Hyperglycemia and traumatic brain injury: Challenges to current clinical practices

Brain Artwork

Traditionally, it has been accepted that hyperglycemia (high blood sugar) at the acute stage of traumatic brain injury is associated with increased mortality and poor outcome. It has also, however, been shown that insulin therapy to reduce this hyperglycemia can induce hypoglycemia (low blood sugar), which is also associated with poor outcome.

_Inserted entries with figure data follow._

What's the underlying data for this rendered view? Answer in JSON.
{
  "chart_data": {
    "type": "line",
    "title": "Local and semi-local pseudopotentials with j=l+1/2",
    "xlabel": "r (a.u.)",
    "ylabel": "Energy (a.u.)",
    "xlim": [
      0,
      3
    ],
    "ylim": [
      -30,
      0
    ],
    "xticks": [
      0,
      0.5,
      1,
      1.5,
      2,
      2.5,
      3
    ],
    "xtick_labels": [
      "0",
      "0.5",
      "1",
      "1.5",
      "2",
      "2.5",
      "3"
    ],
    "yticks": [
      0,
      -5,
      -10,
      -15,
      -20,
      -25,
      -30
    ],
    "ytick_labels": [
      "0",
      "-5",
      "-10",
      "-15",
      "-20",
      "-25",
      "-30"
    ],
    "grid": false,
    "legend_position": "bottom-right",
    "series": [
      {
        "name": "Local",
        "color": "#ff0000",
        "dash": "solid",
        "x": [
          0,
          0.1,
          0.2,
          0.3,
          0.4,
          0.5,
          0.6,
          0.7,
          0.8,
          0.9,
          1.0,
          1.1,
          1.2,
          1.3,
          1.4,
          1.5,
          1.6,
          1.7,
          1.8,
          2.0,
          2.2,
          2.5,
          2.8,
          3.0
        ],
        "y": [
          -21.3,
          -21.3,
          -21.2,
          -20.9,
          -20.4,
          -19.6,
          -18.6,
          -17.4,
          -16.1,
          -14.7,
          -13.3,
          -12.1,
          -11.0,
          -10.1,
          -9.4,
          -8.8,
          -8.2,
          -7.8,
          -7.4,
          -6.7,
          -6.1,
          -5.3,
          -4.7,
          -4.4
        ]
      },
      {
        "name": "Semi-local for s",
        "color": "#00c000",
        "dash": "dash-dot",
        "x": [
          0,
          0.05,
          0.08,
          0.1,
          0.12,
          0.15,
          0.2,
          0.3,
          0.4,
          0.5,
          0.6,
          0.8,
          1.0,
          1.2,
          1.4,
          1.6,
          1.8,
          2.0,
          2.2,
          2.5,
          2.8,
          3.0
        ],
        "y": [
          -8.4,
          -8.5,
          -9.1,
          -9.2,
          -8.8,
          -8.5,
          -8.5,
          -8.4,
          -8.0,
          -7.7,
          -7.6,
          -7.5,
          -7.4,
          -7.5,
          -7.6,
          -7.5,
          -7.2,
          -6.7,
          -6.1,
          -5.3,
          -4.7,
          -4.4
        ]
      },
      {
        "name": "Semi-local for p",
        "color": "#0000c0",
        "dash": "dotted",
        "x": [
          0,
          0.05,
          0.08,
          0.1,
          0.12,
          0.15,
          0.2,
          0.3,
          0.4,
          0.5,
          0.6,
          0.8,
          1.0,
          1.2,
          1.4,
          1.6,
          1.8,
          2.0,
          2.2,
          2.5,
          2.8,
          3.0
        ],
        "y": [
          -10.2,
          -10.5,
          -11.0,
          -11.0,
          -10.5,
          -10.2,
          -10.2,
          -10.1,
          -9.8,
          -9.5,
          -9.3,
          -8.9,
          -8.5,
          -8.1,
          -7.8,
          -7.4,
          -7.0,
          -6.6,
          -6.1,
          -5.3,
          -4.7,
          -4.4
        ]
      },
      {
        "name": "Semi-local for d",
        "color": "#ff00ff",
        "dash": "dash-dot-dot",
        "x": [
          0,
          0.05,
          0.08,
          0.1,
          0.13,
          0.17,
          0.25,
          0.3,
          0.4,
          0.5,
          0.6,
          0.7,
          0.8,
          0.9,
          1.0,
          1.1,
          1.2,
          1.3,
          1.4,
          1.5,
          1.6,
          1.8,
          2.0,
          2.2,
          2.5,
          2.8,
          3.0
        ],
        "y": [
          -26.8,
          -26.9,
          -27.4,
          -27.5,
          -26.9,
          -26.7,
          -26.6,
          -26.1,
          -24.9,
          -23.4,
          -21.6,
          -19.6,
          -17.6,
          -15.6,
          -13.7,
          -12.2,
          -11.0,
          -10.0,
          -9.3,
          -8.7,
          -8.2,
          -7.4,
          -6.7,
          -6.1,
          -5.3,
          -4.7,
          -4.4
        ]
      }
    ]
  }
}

Researchers recently completed an animal study in order to get a more precise picture of how hyperglycemia affects the brain in both acute and chronic stages of traumatic brain injury. There were three major outcomes:

  1. Hyperglycemia at the time of trauma did not increase cortical contusion volume.
  2. There was no adverse effect of hyperglycemia on motor skills or memory at the acute stage of trauma. Short-term memory was actually improved.
  3. Sustained hyperglycemia reduced cerebral edema. Insulin treatment was detrimental to this neuroprotective effect.

In conclusion, the authors suggested that neither acute nor sustained hyperglycemia negatively affects outcome in TBI. Furthermore, insulin intervention may increase secondary brain injury (edema).

Hill J, Zhao J, & Dash PK. High blood glucose does not adversely affect outcome in moderately brain injured rodents. Journal of Neurotrauma. (June 2010).